Il mondo che abitiamo non smette mai di stupirci perché è pieno di meraviglie che incantano e sorprendono. E per scoprire la grande bellezza che ha messo in scena Madre Natura, e che poi è stata preservata e valorizzata dall’uomo, non abbiamo bisogno per forza di recarci dall’altra parte del globo, perché alcune di queste sono legate in maniera indissolubile al nostro territorio. Come le Cascate del Varone e quella grotta delle meraviglie che sembra uscita da un libro di fiabe.

Ci troviamo a Tenno, nei pressi di Riva del Garda. È qui che è conservato alla stregua di un tesoro prezioso uno dei luoghi più straordinari, affascinanti e suggestivi di tutto il Trentino Alto Adige. Non è un caso che proprio qui ogni anno giungono migliaia di visitatori provenienti da tutto il mondo per ammirare e attraversare l’incantevole paesaggio che si apre davanti agli occhi.
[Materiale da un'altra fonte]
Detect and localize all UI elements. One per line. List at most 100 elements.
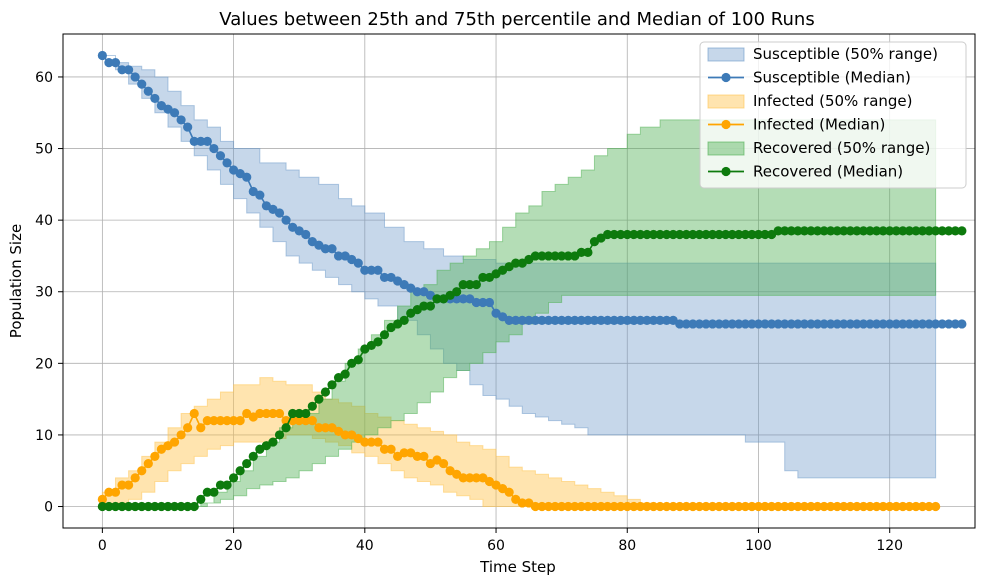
data-point [550,501,560,512]
data-point [169,108,180,118]
data-point [707,319,718,329]
data-point [589,501,600,512]
data-point [773,501,783,512]
data-point [826,226,836,236]
data-point [694,319,705,329]
legend-swatch [707,94,745,109]
legend-item: Infected (50% range) [707,92,913,110]
data-point [117,501,127,512]
band-area [102,54,937,479]
legend-item: Susceptible (Median) [708,69,911,87]
data-point [780,226,790,236]
data-point [202,487,212,497]
data-point [301,229,311,240]
data-point [557,501,567,512]
data-point [189,501,199,512]
data-point [871,501,882,512]
data-point [478,297,488,308]
data-point [635,315,645,325]
data-point [845,319,855,329]
data-point [543,251,554,261]
data-point [832,319,842,329]
data-point [524,315,534,325]
data-point [622,315,632,325]
data-point [885,319,895,329]
data-point [156,501,167,512]
data-point [740,501,750,512]
data-point [274,408,285,419]
y-tick-label: 20 [35,356,53,372]
data-point [169,437,180,447]
data-point [432,294,442,304]
data-point [327,244,337,254]
data-point [616,501,626,512]
data-point [773,226,783,236]
data-point [215,416,226,426]
data-point [957,226,967,236]
data-point [425,301,436,311]
data-point [124,501,134,512]
data-point [648,229,659,240]
data-point [819,226,829,236]
data-point [189,136,199,146]
data-point [130,473,140,483]
data-point [839,501,849,512]
data-point [143,501,153,512]
data-point [602,501,613,512]
data-point [622,501,632,512]
data-point [268,408,278,419]
data-point [314,394,324,404]
data-point [504,315,514,325]
data-point [209,416,219,426]
data-point [602,315,613,325]
data-point [576,315,586,325]
data-point [209,143,219,154]
data-point [714,229,724,240]
data-point [898,226,908,236]
data-point [924,319,934,329]
data-point [819,319,829,329]
data-point [294,408,304,419]
data-point [183,423,193,433]
data-point [202,416,212,426]
data-point [274,430,285,440]
data-point [228,473,239,483]
data-point [583,247,593,257]
data-point [812,226,823,236]
data-point [104,487,114,497]
data-point [858,319,869,329]
data-point [196,423,206,433]
data-point [681,319,691,329]
data-point [871,226,882,236]
data-point [950,319,960,329]
data-point [130,501,140,512]
data-point [176,430,186,440]
data-point [196,494,206,504]
data-point [681,501,691,512]
data-point [307,416,317,426]
data-point [530,315,541,325]
data-point [360,265,370,275]
data-point [143,86,153,96]
data-point [793,226,803,236]
data-point [550,251,560,261]
data-point [248,451,258,462]
data-point [721,501,731,512]
data-point [917,226,928,236]
data-point [124,65,134,75]
data-point [931,226,941,236]
data-point [143,458,153,469]
legend-swatch [707,141,745,156]
data-point [517,498,527,508]
data-point [471,297,481,308]
series [97,226,967,512]
data-point [793,501,803,512]
data-point [858,226,869,236]
data-point [721,319,731,329]
data-point [117,480,127,490]
data-point [215,151,226,161]
legend-box [699,41,967,189]
data-point [589,315,600,325]
data-point [189,408,199,419]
Tappa imprescindibile di un viaggio in Trentino, nonché principale attrazioni naturale dell’Alto Garda, le cascate sono inserite all’interno del contesto paesaggistico del Parco Grotta Cascata Varone, un luogo intriso di fascino e magia dove è possibile ammirare tutta la grandiosità della natura. Pronti a partire?

Cascate del Varone

Cascate del Varone

Le Cascate del Varone

Situate a tre chilometri da Riva del Garda, queste cascate sono delle vere e proprie celebrità in tutta la regione da secoli. Già nel 1800, infatti, scrittori, poeti e uomini illustri amavano visitare questo microcosmo romantico e misterioso fatto di antri scuri e vorticosi zampilli d’acqua e giochi di luci e ombre.

Lo scrittore e saggista tedesco Thomas Mann ha descritto la grande bellezza di questo luogo, visitato durante una vacanza sul Lago di Garda, nel suo libro La montagna incantata durante. Una bellezza che ha incantato anche altri come Gabriele D’Annunzio, il principe Umberto II e Franz Kafka. Perché in effetti, guardando la cascate che irrompono in un paesaggio selvaggio e idilliaco, è impossibile non innamorarsi.

Con una maestosa altezza di 100 metri, le cascate sono originate dal torrente Magnone e alimentate dalle perdite sotterranee del lago di Tenno. Per osservare la discesa dell’acqua, in tutta la sua grandiosità, è possibile addentrarsi nella gola attraversando la passerella inaugurata il 20 giugno del 1874 Re di Sassonia, Giovanni, ed il Principe Nicola di Montenegro.

Cascate del Varone

Cascate del Varone

La grotta delle meraviglie

Quello che oggi è l’ingresso del Parco Grotta Cascata Varone è stato progettato dall’architetto Maroni, lo stesso che ha firmato il progetto del Vittoriale, la villa a Gardone di Gabriele D’Annunzio.

Diventata simbolo e orgoglio dei cittadini del territorio, la grotta delle meraviglie si apre agli occhi di chi guarda con un tripudio di elementi naturali e acquatici. Tra piccoli sentieri e ponticelli che attraversano zone di luce e di ombre, si arriva alla Grotta Inferiore dove si ammira l’ultima parte della cascata che conclude la sua grandiosa caduta.

Salendo i 115 scalini che collegano le diverse parti della grotta, è possibile arrivare alla parte superiore dove tutto ha inizio, dove la cascata fa il suo salto. Per arrivare fin lì occorre addentrarsi nelle viscere della montagna attraversando un tunnel lungo 15 metri che conduce nella zona più suggestiva di tutto il parco.

Tra la Grotta Inferiore e quella Superiore, però, un altro paesaggio idilliaco si apre davanti agli occhi dei visitatori, un Parco Botanico dove le piante mediterranee e gli arbusti di alta montagna convivono insieme a palme, jukke, cipressi e oleandri.

Visitare il Parco Grotta Cascata Varone, quindi, è una vera e propria esperienza straordinaria che permette di entrare in contatto con la natura autentica e vivere il perfetto equilibrio tra acqua, natura e architetture naturali.